By the middle of November, Bea had gained twelve pounds. When her cycle came, she bled heavily. She had forgotten how nearly black the blood could be, forgotten amid the meek, irregular dribbling of the past decade that there was something reassuring about a dark, monthly, soil-smelling exodus. She had forgotten her body. It returned to her now, flesh at her hips, her chin. Proof. Padding. Shelter. She slept more deeply. Her face took on color. She hadn’t realized how unreal she had often felt, how close to breaking or floating away. She started pushing Ira down to Mother Rock once a day—he could walk again, but not for any distance—and her legs and arms grew strong.
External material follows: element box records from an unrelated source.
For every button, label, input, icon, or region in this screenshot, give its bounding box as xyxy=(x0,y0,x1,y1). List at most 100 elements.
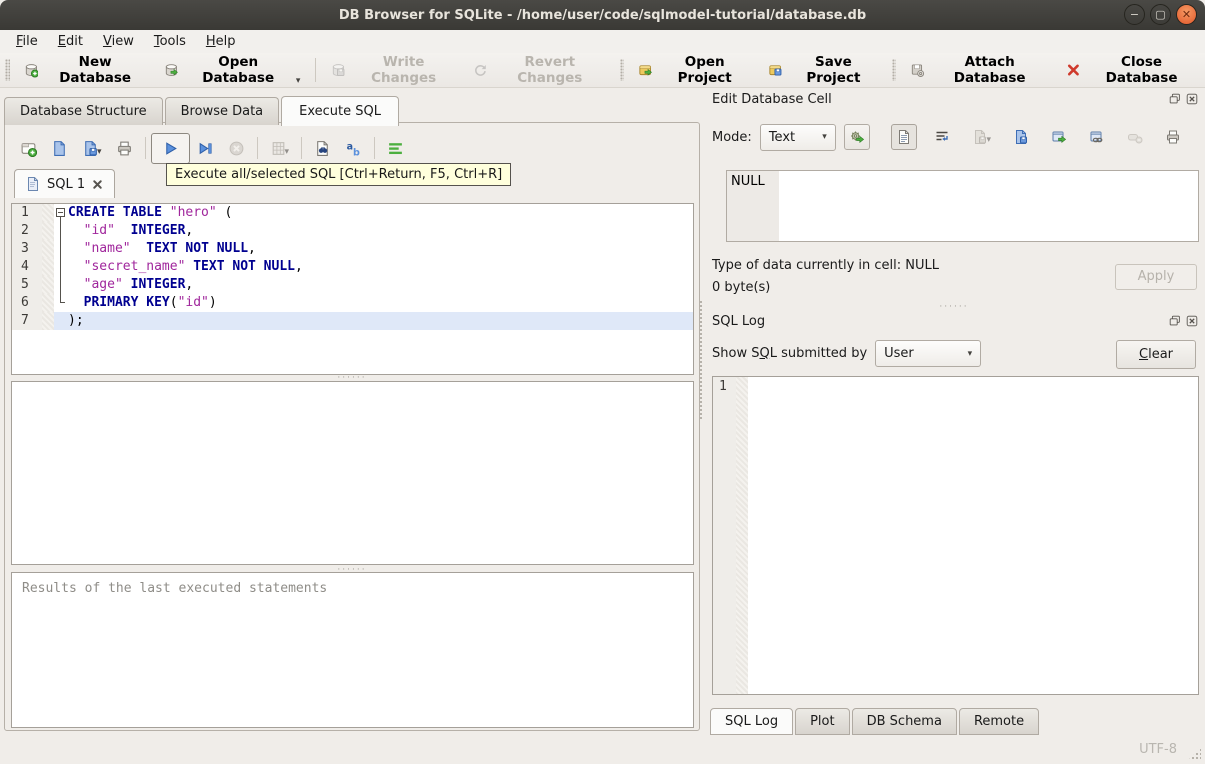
mode-select[interactable]: Text ▾ xyxy=(759,123,836,151)
auto-apply-button[interactable] xyxy=(843,124,870,150)
export-cell-button[interactable] xyxy=(1008,124,1034,150)
dock-tab-db-schema[interactable]: DB Schema xyxy=(851,708,957,735)
code-line[interactable]: 6 PRIMARY KEY("id") xyxy=(12,294,693,312)
word-wrap-button[interactable] xyxy=(929,124,955,150)
sql-editor-tab[interactable]: SQL 1 xyxy=(14,169,116,198)
sql-toolbar-separator xyxy=(374,137,376,159)
fold-margin[interactable] xyxy=(54,222,68,240)
toolbar-drag-handle[interactable] xyxy=(891,59,897,81)
float-panel-icon[interactable] xyxy=(1168,314,1182,328)
tab-database-structure[interactable]: Database Structure xyxy=(4,97,163,125)
open-external-button[interactable] xyxy=(1046,124,1072,150)
code-line[interactable]: 2 "id" INTEGER, xyxy=(12,222,693,240)
attach-database-button[interactable]: Attach Database xyxy=(901,49,1057,91)
dock-tab-bar: SQL Log Plot DB Schema Remote xyxy=(710,708,1041,735)
save-sql-file-button[interactable]: ▾ xyxy=(75,133,109,164)
execute-line-button[interactable] xyxy=(190,133,221,164)
toolbar-drag-handle[interactable] xyxy=(619,59,625,81)
sql-log-title: SQL Log xyxy=(712,314,766,329)
fold-margin[interactable] xyxy=(54,276,68,294)
dock-tab-plot[interactable]: Plot xyxy=(795,708,850,735)
fold-margin[interactable] xyxy=(54,240,68,258)
text-mode-button[interactable] xyxy=(891,124,918,150)
sql-log-area[interactable]: 1 xyxy=(712,376,1199,695)
find-replace-icon xyxy=(314,140,331,157)
attach-database-icon xyxy=(910,62,925,78)
code-token: ( xyxy=(169,295,178,310)
fold-margin[interactable] xyxy=(54,258,68,276)
close-panel-icon[interactable] xyxy=(1185,92,1199,106)
line-number: 5 xyxy=(12,276,42,294)
open-database-button[interactable]: Open Database ▾ xyxy=(155,49,310,91)
code-text: CREATE TABLE "hero" ( xyxy=(68,204,693,222)
submitted-by-select[interactable]: User ▾ xyxy=(875,340,982,367)
open-external-icon xyxy=(1051,129,1067,145)
print-button[interactable] xyxy=(109,133,140,164)
stop-button xyxy=(221,133,252,164)
fold-margin[interactable] xyxy=(54,204,68,222)
titlebar[interactable]: DB Browser for SQLite - /home/user/code/… xyxy=(0,0,1205,30)
code-text: "age" INTEGER, xyxy=(68,276,693,294)
new-database-button[interactable]: New Database xyxy=(15,49,155,91)
auto-format-button[interactable]: ab xyxy=(338,133,369,164)
editor-margin xyxy=(42,294,54,312)
dock-tab-remote[interactable]: Remote xyxy=(958,708,1040,735)
right-dock: Edit Database Cell Mode: Text ▾ ▾ NULL T… xyxy=(703,88,1205,735)
close-database-button[interactable]: Close Database xyxy=(1057,49,1205,91)
cell-editor-area[interactable]: NULL xyxy=(726,170,1199,242)
align-button[interactable] xyxy=(380,133,411,164)
fold-line xyxy=(60,222,61,240)
code-line[interactable]: 7); xyxy=(12,312,693,330)
set-null-button xyxy=(1122,124,1148,150)
results-grid-pane[interactable] xyxy=(11,381,694,565)
save-project-button[interactable]: Save Project xyxy=(759,49,886,91)
dock-splitter[interactable]: ······ xyxy=(703,303,1205,312)
fold-line xyxy=(60,240,61,258)
code-token: TEXT NOT NULL xyxy=(193,259,295,274)
fold-collapse-icon[interactable] xyxy=(56,208,65,217)
copy-link-button[interactable] xyxy=(1084,124,1110,150)
close-sql-tab-icon[interactable] xyxy=(91,178,104,191)
minimize-button[interactable]: − xyxy=(1124,4,1145,25)
apply-button[interactable]: Apply xyxy=(1115,264,1197,290)
results-message-pane[interactable]: Results of the last executed statements xyxy=(11,572,694,728)
fold-margin[interactable] xyxy=(54,312,68,330)
window-controls: − ▢ ✕ xyxy=(1124,4,1197,25)
open-sql-tab-button[interactable] xyxy=(13,133,44,164)
fold-margin[interactable] xyxy=(54,294,68,312)
toolbar-separator xyxy=(315,58,317,82)
code-line[interactable]: 1 CREATE TABLE "hero" ( xyxy=(12,204,693,222)
clear-log-button[interactable]: Clear xyxy=(1116,340,1196,369)
open-sql-file-button[interactable] xyxy=(44,133,75,164)
sql-toolbar: ▾ ▾ a b xyxy=(13,130,411,166)
print-cell-button[interactable] xyxy=(1160,124,1186,150)
toolbar-button-label: Open Database xyxy=(202,54,275,86)
window-resize-grip[interactable] xyxy=(1187,748,1201,761)
dock-tab-sql-log[interactable]: SQL Log xyxy=(710,708,794,735)
open-project-button[interactable]: Open Project xyxy=(629,49,759,91)
code-line[interactable]: 5 "age" INTEGER, xyxy=(12,276,693,294)
code-line[interactable]: 3 "name" TEXT NOT NULL, xyxy=(12,240,693,258)
chevron-down-icon: ▾ xyxy=(967,348,973,359)
sql-code-editor[interactable]: 1 CREATE TABLE "hero" (2 "id" INTEGER, 3 "… xyxy=(11,203,694,375)
tab-browse-data[interactable]: Browse Data xyxy=(164,97,280,125)
sql-toolbar-separator xyxy=(301,137,303,159)
code-text: ); xyxy=(68,312,693,330)
maximize-button[interactable]: ▢ xyxy=(1150,4,1171,25)
float-panel-icon[interactable] xyxy=(1168,92,1182,106)
tab-execute-sql[interactable]: Execute SQL xyxy=(281,96,400,126)
chevron-down-icon: ▾ xyxy=(986,135,991,145)
find-replace-button[interactable] xyxy=(307,133,338,164)
execute-all-button[interactable] xyxy=(150,132,190,164)
code-token: , xyxy=(185,277,194,292)
close-button[interactable]: ✕ xyxy=(1176,4,1197,25)
sql-doc-icon xyxy=(25,176,41,192)
code-line[interactable]: 4 "secret_name" TEXT NOT NULL, xyxy=(12,258,693,276)
toolbar-drag-handle[interactable] xyxy=(5,59,10,81)
code-text: PRIMARY KEY("id") xyxy=(68,294,693,312)
line-number: 6 xyxy=(12,294,42,312)
close-panel-icon[interactable] xyxy=(1185,314,1199,328)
On the weekends, Albert came to do the pushing, and to sleep with Lyman Knapp. He was in the process of selling the house on Acorn Street, and looking for an apartment. A separation, they told their parents, trying to ease them in, but the realtor’s assistant had snitched to the Herald and so it was out. Bea was surprised to find herself temporarily devastated, though about what exactly she could not say. Lyman Knapp. The house. The hissed public censure. Albert. It was almost entirely Albert. She could still point to the moment she began to love him: he said something like, If that’s politics, you must be a fine actress, and proceeded to look at her, and look and look, with his startling blue eyes and not a hint of judgment. They had both been in hiding. Bea had seized on this as fair, as if they were nothing more than parts in a mathematical equation. She had thought it right that they should know each other so baldly, good that they had protected themselves against surprises. But for a few days after the Herald ran its piece, she felt the full tragedy of their pairing—regret that it had been necessary, grief that it was now over. As if to prove the point, it was Albert who drew her out, making her laugh with stories about his colleagues at the bank, who had immediately set to work locating single women they wished they were free to f*ck. Albert politely declined. Eventually, they would draw whatever conclusions they drew and let him be. One boss, a few years later, would close the door to his office and ask Albert outright, “Are you a faggot?” and Albert, mystifying, enraging, and humiliating the man all at once—all this he reported to Bea—would say, “As much of one as you imagine me to be.”